DARIEN, Ill. — People usually start forgetting their dreams moments after waking up. Some of the more bizarre dreams however, full of people we haven’t seen in years or seemingly nonsensical events, can stick with us much longer. Academics and philosophers have debated the true purpose and meaning of dreams for centuries. Now, a new study is offering up some compelling evidence that dreams are a way for our minds to look back on the past and predict the future simultaneously.

According to the findings, dreams result from a process that combines various memories from past experiences while anticipating how future events may unfold.
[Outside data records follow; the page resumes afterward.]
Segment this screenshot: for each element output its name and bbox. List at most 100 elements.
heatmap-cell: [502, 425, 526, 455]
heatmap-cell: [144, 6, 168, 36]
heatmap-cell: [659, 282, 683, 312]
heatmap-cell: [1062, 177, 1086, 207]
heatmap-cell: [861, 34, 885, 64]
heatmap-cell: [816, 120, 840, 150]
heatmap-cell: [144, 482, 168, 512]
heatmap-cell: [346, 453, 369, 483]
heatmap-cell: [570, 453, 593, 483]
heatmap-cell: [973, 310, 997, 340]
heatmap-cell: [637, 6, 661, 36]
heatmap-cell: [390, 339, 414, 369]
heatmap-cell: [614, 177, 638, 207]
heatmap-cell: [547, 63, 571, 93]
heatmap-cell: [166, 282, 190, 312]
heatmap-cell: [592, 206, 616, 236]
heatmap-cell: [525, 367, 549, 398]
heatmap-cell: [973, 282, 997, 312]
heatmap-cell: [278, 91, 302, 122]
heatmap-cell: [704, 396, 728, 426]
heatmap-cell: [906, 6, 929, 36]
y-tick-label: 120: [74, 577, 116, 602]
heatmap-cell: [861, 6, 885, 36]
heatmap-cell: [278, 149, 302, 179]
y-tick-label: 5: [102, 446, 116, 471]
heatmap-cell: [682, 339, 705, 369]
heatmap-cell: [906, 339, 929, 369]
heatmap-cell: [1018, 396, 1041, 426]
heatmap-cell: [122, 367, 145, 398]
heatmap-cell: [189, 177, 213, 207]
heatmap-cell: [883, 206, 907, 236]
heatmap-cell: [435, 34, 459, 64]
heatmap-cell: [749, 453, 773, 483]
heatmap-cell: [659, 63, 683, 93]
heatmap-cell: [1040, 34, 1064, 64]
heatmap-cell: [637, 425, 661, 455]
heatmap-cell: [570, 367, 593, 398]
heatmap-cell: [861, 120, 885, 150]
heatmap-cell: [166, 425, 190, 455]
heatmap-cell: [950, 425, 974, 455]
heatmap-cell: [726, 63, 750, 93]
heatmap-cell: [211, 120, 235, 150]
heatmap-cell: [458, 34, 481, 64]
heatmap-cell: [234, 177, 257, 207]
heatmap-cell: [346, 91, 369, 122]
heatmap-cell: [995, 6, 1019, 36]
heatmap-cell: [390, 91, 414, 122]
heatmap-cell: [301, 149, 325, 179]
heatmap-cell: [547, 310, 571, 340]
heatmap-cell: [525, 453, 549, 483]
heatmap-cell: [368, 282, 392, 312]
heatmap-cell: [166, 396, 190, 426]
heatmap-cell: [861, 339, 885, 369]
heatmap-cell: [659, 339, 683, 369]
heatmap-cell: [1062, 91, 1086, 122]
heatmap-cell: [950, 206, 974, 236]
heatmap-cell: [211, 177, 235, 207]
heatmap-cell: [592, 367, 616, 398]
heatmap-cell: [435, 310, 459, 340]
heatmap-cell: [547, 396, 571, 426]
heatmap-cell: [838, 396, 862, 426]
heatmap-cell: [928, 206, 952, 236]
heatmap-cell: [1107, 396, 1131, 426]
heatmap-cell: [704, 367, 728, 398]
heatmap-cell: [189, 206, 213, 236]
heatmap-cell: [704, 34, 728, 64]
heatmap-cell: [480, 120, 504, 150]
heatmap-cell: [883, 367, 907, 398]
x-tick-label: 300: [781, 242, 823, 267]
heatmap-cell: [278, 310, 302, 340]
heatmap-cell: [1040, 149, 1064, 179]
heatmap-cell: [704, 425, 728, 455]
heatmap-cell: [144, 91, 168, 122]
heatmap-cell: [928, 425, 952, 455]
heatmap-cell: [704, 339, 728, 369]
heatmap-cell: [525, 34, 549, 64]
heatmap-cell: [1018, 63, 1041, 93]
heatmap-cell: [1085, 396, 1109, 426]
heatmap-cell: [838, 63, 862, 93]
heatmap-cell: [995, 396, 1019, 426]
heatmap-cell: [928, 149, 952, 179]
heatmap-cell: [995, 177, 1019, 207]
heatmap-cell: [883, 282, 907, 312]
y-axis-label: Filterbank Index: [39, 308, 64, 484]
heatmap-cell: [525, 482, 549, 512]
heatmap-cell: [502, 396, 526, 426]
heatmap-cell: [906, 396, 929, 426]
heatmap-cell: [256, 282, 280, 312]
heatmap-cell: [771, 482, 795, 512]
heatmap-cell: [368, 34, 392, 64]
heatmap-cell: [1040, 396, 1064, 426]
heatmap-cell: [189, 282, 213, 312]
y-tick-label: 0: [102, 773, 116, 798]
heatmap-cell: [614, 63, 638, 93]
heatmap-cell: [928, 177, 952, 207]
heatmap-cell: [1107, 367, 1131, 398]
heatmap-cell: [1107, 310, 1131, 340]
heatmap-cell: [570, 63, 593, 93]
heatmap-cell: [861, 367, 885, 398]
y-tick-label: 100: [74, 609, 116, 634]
“Humans have struggled to understand the meaning of dreams for millennia,” says principal investigator Erin Wamsley, an associate professor in the department of psychology and program in neuroscience at Furman University, in a media release. “We present new evidence that dreams reflect a memory-processing function. Although it has long been known that dreams incorporate fragments of past experience, our data suggest that dreams also anticipate probable future events.”

Most of our dreams come from old memories

A total of 48 students took part in this project. Each participant agreed to spend one night in the researchers’ lab for overnight evaluation using a sleep study technique called polysomnography. It wasn’t exactly a restful night: study authors woke the students up 13 times throughout the evening to report on their experiences during sleep onset, REM sleep, and non-REM sleep. In the morning, everyone was asked to connect their dreams from the previous night to any real-life waking memories from the past. In total, the team analyzed 481 dream/memory reports.

Researchers traced over half of the dreams (53.5%) to real-life memories. Just under 50 percent of the reports with a memory source had a connection to multiple past experiences. Meanwhile, 25.7 percent of examined dreams appeared to have a connection to a specific impending event in a student’s life. More than a third (37.4%) of the dreams focusing on the future also had a link to one or more specific memories from the dreamer’s past.

“This is a new description of how dreams draw simultaneously from multiple waking-life sources, utilizing fragments of past experience to construct novel scenarios anticipating future events,” Wamsley adds.

Notably, dreams looking ahead to future events tended to occur more often later in the evening. Prof. Wamsley theorizes this tendency may be due to the “temporal proximity” of upcoming events — or when events occur relatively close to each other in time.

Dreams focusing on the future are rarely realistic or accurate, but the very process of using memories to help look ahead in time “may nonetheless serve an adaptive function,” study authors conclude.

The study appears in the journal Sleep and the team is presenting their findings at the Virtual SLEEP 2021 meeting.